Sovereign Gold Bond: Most of the people in the country are preferring to invest in gold. In such a situation, if you also want to take good profits by investing in gold, then there is a chance for you to buy gold under the Sovereign Gold Bond scheme. We are giving you information about the tax on gold in this.
get so much interest
Investing in gold is considered to be safer than other investments. In this, you get an interest of 2.5 percent every year. Sovereign Gold Bond is a type of government security, which is issued by the Reserve Bank of India on behalf of the government. These are sold to resident individuals, Hindu Undivided Families (HUFs), trusts, universities and charities.
1 gram gold investment
Let us tell you that you can invest at least one gram of gold in Sovereign Gold Bond. Any individual and Hindu Undivided Family can buy gold bonds up to a maximum value of 4 kg. The maximum purchase limit for trusts and similar entities is 20 kg.
how is tax
Investors get a fixed interest every year on Sovereign Gold Bond (SGB). Its rate of interest is fixed at 2.5 percent per annum. This interest comes under the taxable income under the Income Tax Act, 1961. Interest earned from gold bonds in a financial year The interest earned on gold bonds is counted in the income of the taxpayer from other sources. Tax on this is levied on the basis of which income tax slab the taxpayer falls in. However, there is no TDS on the interest earned from gold bonds.
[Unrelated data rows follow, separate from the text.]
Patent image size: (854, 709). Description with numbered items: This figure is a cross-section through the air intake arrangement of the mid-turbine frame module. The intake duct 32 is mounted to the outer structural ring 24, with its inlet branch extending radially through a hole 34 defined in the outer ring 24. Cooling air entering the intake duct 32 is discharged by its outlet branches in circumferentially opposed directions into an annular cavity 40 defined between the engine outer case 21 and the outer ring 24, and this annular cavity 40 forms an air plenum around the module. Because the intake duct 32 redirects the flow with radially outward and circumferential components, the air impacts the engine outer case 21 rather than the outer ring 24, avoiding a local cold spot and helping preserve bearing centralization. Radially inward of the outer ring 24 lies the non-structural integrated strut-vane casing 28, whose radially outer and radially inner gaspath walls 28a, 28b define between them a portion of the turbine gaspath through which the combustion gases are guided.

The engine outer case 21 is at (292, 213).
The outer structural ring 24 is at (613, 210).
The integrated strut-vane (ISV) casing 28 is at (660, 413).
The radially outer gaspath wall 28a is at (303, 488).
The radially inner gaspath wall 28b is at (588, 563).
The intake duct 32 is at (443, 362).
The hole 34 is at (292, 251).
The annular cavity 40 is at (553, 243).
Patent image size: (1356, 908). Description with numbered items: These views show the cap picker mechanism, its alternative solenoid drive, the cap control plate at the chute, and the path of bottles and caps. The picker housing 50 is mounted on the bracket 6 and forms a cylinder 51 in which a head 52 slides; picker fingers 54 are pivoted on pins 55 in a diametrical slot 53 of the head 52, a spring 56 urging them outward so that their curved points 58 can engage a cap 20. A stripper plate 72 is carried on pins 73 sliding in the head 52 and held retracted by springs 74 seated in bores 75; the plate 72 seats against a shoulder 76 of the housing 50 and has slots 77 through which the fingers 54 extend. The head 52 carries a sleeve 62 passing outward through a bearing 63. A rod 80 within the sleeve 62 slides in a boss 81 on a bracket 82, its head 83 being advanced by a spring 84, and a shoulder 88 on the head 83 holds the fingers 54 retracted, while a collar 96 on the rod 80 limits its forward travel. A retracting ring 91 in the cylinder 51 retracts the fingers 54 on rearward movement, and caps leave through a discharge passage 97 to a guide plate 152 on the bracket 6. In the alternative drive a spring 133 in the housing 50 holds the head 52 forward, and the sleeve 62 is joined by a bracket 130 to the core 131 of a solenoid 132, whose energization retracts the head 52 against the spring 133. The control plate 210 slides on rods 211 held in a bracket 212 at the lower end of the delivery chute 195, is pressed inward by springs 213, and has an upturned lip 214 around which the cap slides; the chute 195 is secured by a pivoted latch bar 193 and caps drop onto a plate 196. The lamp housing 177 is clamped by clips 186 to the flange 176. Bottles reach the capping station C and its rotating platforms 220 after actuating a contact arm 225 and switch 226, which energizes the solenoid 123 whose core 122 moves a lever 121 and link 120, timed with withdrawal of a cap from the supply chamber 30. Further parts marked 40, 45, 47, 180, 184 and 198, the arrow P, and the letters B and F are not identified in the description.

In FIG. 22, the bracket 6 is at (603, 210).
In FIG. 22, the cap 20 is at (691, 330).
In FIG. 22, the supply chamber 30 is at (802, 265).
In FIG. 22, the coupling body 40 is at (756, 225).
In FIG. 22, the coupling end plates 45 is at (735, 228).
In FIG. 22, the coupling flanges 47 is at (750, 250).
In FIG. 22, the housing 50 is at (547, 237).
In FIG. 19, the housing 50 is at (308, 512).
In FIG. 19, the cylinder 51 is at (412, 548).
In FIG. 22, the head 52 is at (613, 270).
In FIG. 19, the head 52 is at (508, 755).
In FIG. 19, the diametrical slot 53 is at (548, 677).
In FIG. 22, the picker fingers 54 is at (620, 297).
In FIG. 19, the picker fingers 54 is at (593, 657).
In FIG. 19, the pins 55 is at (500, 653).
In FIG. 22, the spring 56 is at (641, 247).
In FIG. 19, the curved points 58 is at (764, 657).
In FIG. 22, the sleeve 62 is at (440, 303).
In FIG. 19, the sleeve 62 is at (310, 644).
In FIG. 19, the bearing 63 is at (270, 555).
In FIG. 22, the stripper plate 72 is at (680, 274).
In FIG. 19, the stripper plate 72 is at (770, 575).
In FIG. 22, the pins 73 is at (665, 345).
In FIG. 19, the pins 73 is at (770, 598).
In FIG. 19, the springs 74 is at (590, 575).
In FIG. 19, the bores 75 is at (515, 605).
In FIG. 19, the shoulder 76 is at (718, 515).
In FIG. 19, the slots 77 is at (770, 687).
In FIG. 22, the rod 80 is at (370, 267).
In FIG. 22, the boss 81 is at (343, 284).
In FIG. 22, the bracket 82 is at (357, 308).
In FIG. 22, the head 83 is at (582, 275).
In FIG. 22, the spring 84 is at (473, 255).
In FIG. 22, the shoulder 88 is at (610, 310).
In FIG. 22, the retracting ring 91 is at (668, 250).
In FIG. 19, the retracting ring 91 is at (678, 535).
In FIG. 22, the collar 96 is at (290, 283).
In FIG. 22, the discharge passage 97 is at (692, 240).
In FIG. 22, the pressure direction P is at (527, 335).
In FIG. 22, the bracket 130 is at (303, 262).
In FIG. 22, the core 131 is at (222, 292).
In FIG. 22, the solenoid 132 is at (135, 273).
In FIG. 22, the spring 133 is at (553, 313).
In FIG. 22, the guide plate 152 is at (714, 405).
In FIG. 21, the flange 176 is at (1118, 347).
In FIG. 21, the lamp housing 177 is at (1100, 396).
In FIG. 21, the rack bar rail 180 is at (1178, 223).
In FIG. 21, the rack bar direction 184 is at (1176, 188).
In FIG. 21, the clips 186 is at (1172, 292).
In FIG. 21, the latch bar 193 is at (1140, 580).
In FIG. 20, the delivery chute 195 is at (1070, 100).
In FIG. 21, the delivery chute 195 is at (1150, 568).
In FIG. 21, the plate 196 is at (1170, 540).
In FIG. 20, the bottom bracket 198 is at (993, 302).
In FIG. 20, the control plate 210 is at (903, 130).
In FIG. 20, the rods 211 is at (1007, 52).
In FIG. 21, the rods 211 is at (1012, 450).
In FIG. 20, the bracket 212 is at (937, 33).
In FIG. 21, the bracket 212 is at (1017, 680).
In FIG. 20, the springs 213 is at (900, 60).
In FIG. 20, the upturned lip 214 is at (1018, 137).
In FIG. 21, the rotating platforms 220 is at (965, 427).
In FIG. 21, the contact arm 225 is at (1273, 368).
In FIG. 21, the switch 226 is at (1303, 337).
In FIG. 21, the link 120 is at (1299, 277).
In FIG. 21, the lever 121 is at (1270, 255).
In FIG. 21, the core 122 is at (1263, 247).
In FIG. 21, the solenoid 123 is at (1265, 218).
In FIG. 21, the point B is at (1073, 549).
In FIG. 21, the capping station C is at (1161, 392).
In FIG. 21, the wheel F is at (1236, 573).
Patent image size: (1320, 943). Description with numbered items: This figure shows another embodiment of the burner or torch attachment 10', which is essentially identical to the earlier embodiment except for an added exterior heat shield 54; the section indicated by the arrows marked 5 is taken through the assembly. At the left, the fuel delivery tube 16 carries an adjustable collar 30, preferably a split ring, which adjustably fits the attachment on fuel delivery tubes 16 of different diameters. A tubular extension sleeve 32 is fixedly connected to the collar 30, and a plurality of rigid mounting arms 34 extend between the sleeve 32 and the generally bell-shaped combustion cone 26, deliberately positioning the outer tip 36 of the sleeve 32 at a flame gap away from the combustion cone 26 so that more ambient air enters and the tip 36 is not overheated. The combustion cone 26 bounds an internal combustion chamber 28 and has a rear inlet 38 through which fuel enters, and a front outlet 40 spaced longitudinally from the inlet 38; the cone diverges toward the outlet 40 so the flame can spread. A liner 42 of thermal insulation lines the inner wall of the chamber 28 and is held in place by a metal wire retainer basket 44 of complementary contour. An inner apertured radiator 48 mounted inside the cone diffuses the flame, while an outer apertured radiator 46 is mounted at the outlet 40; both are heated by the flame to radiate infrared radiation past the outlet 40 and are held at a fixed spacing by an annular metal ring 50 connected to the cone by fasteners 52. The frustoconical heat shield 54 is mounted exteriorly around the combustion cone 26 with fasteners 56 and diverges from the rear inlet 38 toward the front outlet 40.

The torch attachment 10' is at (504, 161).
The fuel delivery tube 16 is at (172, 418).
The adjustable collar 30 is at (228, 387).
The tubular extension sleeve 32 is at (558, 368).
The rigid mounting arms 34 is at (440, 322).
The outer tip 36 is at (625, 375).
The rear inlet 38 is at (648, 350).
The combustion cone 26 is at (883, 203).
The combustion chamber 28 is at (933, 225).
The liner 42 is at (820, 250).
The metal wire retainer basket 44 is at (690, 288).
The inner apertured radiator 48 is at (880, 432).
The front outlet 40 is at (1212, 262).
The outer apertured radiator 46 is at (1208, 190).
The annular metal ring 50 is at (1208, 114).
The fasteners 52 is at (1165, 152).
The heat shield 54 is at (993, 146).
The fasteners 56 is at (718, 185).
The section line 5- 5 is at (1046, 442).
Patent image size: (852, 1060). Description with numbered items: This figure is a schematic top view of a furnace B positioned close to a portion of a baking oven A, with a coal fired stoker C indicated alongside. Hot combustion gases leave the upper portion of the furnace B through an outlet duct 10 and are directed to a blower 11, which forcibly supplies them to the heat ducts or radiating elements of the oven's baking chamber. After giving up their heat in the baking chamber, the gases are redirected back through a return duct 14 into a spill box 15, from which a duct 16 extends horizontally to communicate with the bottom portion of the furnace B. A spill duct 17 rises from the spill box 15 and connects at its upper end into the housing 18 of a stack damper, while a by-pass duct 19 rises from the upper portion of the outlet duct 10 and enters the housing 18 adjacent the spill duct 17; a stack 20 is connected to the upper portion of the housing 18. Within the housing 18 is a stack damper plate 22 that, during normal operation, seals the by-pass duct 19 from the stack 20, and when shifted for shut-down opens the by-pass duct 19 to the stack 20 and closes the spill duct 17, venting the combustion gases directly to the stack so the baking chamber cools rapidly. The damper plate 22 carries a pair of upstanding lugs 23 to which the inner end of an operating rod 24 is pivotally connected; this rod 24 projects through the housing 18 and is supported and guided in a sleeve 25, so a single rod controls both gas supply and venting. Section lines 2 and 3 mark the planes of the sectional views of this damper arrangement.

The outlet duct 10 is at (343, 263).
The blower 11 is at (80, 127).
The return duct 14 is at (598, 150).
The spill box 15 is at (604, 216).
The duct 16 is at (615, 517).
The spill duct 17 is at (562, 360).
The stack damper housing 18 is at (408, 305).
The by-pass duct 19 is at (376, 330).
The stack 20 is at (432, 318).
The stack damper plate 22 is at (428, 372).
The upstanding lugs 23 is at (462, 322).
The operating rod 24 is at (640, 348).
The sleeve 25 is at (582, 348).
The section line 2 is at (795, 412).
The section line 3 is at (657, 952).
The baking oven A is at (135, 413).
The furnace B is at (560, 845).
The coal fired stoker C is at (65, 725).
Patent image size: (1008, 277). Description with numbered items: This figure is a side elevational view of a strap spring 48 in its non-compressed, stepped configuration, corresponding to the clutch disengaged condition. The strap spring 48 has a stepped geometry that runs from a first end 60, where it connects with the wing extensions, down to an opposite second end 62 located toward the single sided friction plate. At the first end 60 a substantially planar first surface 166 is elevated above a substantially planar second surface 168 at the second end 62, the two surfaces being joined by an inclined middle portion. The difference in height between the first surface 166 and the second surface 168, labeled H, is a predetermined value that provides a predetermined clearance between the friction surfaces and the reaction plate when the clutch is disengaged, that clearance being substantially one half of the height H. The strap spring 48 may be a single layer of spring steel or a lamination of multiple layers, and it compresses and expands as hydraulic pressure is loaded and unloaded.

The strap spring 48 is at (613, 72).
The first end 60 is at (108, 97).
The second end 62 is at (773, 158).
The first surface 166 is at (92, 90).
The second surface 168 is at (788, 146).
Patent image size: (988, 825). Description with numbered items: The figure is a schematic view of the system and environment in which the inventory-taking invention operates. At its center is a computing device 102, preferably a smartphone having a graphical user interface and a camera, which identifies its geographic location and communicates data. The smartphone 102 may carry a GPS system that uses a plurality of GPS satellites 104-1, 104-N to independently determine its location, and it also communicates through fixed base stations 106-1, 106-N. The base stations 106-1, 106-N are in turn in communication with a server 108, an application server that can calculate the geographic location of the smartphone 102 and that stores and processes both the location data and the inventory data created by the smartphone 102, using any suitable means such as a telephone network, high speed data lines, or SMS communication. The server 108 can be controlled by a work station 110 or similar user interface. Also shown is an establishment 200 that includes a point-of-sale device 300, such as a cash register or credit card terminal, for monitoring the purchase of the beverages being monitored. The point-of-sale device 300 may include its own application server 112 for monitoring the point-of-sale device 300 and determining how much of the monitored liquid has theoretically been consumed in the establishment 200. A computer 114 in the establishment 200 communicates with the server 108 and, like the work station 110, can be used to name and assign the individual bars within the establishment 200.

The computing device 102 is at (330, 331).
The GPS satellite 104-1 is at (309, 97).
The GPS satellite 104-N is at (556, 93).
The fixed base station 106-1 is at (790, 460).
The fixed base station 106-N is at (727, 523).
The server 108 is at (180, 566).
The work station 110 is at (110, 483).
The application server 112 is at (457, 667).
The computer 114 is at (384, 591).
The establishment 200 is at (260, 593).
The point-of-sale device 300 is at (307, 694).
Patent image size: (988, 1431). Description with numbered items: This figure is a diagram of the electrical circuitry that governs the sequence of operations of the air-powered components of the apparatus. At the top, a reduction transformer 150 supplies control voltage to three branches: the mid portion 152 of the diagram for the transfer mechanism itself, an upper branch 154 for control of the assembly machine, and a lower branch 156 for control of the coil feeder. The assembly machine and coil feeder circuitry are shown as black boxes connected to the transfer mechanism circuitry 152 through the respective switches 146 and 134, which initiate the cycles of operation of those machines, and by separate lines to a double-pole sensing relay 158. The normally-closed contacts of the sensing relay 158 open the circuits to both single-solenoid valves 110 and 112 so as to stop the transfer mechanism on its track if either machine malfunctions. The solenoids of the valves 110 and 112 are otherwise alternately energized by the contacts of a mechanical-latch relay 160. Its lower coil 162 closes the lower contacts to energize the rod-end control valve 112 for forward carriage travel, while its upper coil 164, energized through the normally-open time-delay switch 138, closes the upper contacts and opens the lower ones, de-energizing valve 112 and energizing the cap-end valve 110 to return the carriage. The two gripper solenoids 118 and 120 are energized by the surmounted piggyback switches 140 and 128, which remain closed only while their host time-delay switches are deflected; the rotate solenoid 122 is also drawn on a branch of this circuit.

The maturity period of Sovereign Gold Bond is 8 years. The return received by the customer after the completion of 8 years will be completely tax free. However, this is a special tax benefit introduced by the government to make bonds more attractive and encourage more investors to shift from physical gold to non-physical gold. There are two ways of premature exit from this bond. Doing so attracts different tax rates on the returns of the bond.
what are long term
Generally, the lock-in period of Sovereign Gold Bond is 5 years. The returns from the sale of gold bonds after the completion of this period and before the completion of the maturity period, are kept in the Long Term Capital Gains. The long term capital gains tax rate has been 20 per cent with added cess and indexation benefits.
what is short term
If the gold bond is sold within 3 years, then the return received will be treated as short term capital gains. This will be added to the annual income of the investor. Tax will be levied as per the applicable tax slab. On the other hand, if the Gold Bond is sold after completion of 3 years from the date of purchase, then the return received will be kept in Long Term Capital Gains. It will attract tax at the rate of 20 per cent with added cess and indexation benefits.